The Agent Client Protocol (ACP) is the communication standard that Braide uses to interact with agents. It defines how clients send prompts and receive structured responses.

How It Works

ACP follows a request-response pattern with real-time streaming:

  1. Client sends a prompt — Your text, along with any attached context (files, GitHub issues), is sent to the agent
  2. Agent processes — The agent reads the prompt, decides what actions to take, and begins responding
  3. Events stream back — The agent's response comes as a stream of typed events (messages, tool calls, permission requests)
  4. Session maintains state — The full conversation history is preserved for context in subsequent prompts

Event Types

The protocol defines several event types that appear in your session:

  • Chat events — Text messages from the agent, rendered as markdown
  • Tool use events — The agent calling tools (file reads, code searches, command execution)
  • Tool result events — The output of tool executions
  • Permission events — Requests for your approval before executing certain actions
  • Config events — Updates to session configuration options

Sessions and Agents

Each ACP session is bound to a single agent.

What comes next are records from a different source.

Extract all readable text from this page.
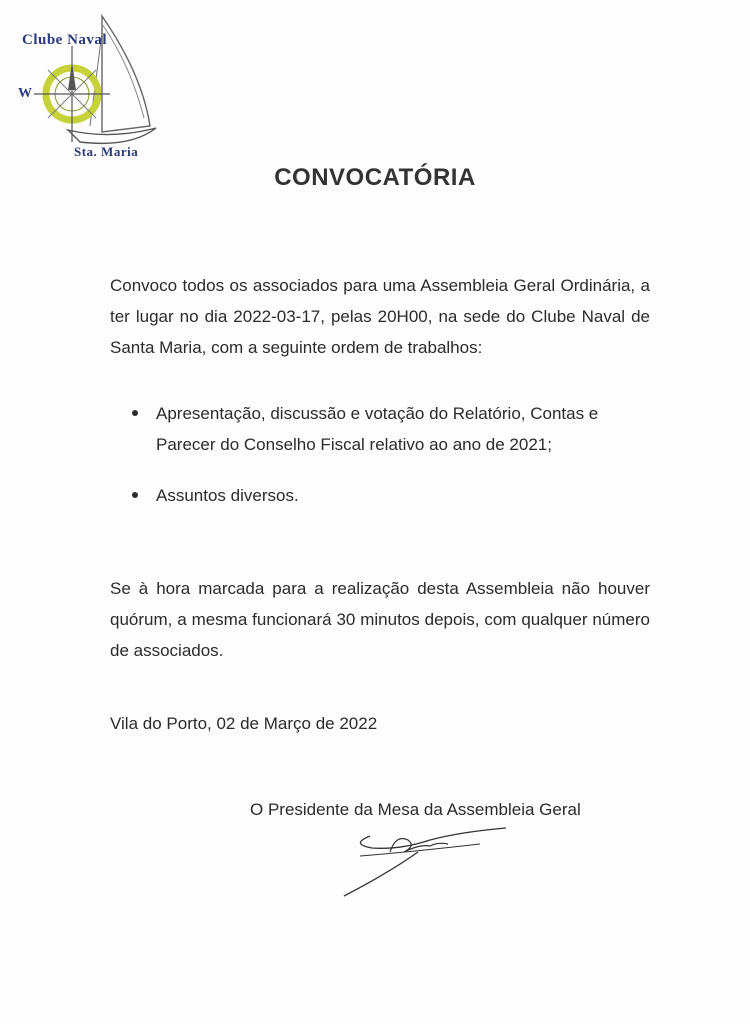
Clube Naval
W
Sta. Maria
CONVOCATÓRIA
Convoco todos os associados para uma Assembleia Geral Ordinária, a ter lugar no dia 2022-03-17, pelas 20H00, na sede do Clube Naval de Santa Maria, com a seguinte ordem de trabalhos:
Apresentação, discussão e votação do Relatório, Contas e Parecer do Conselho Fiscal relativo ao ano de 2021;
Assuntos diversos.
Se à hora marcada para a realização desta Assembleia não houver quórum, a mesma funcionará 30 minutos depois, com qualquer número de associados.
Vila do Porto, 02 de Março de 2022
O Presidente da Mesa da Assembleia Geral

The session maintains conversation history so the agent has context from previous exchanges. Multiple sessions can run concurrently with different agents.

Extensibility via _meta

ACP reserves an optional _meta field on every request for out-of-band metadata. It is an object with arbitrary keys — the protocol itself makes no assumptions about the contents, and agents that don't recognise a key must ignore it.

Braide surfaces this as a per-agent JSON blob, configurable from the cog icon on each agent card in Settings > Agents. When set, the blob is attached as _meta to the newSession request — whenever a session is created, reset, probed for config options, or recreated after a failed loadSession. newSession is the natural boundary for session-scoped agent configuration: the agent receives the meta once per session at creation and can propagate it to any internal state it associates with that session.

The meta is not attached to initialize (which is tied to the agent process rather than a session) or to prompt (where repeating it every turn would be redundant). Prompts still carry their own _meta for session-scoped configOptions — those are unrelated to the per-agent blob.

Typical uses are tenant identifiers, debug flags, tracing IDs, or feature toggles that the agent reads but the protocol otherwise has no vocabulary for. See Managing Agents > Additional Settings for how to set the meta from the UI.

Server-Sent Events (SSE)

Braide uses SSE for real-time streaming. When you send a prompt, the app opens an SSE connection to receive events as they're generated by the agent. This provides a smooth, real-time experience without polling.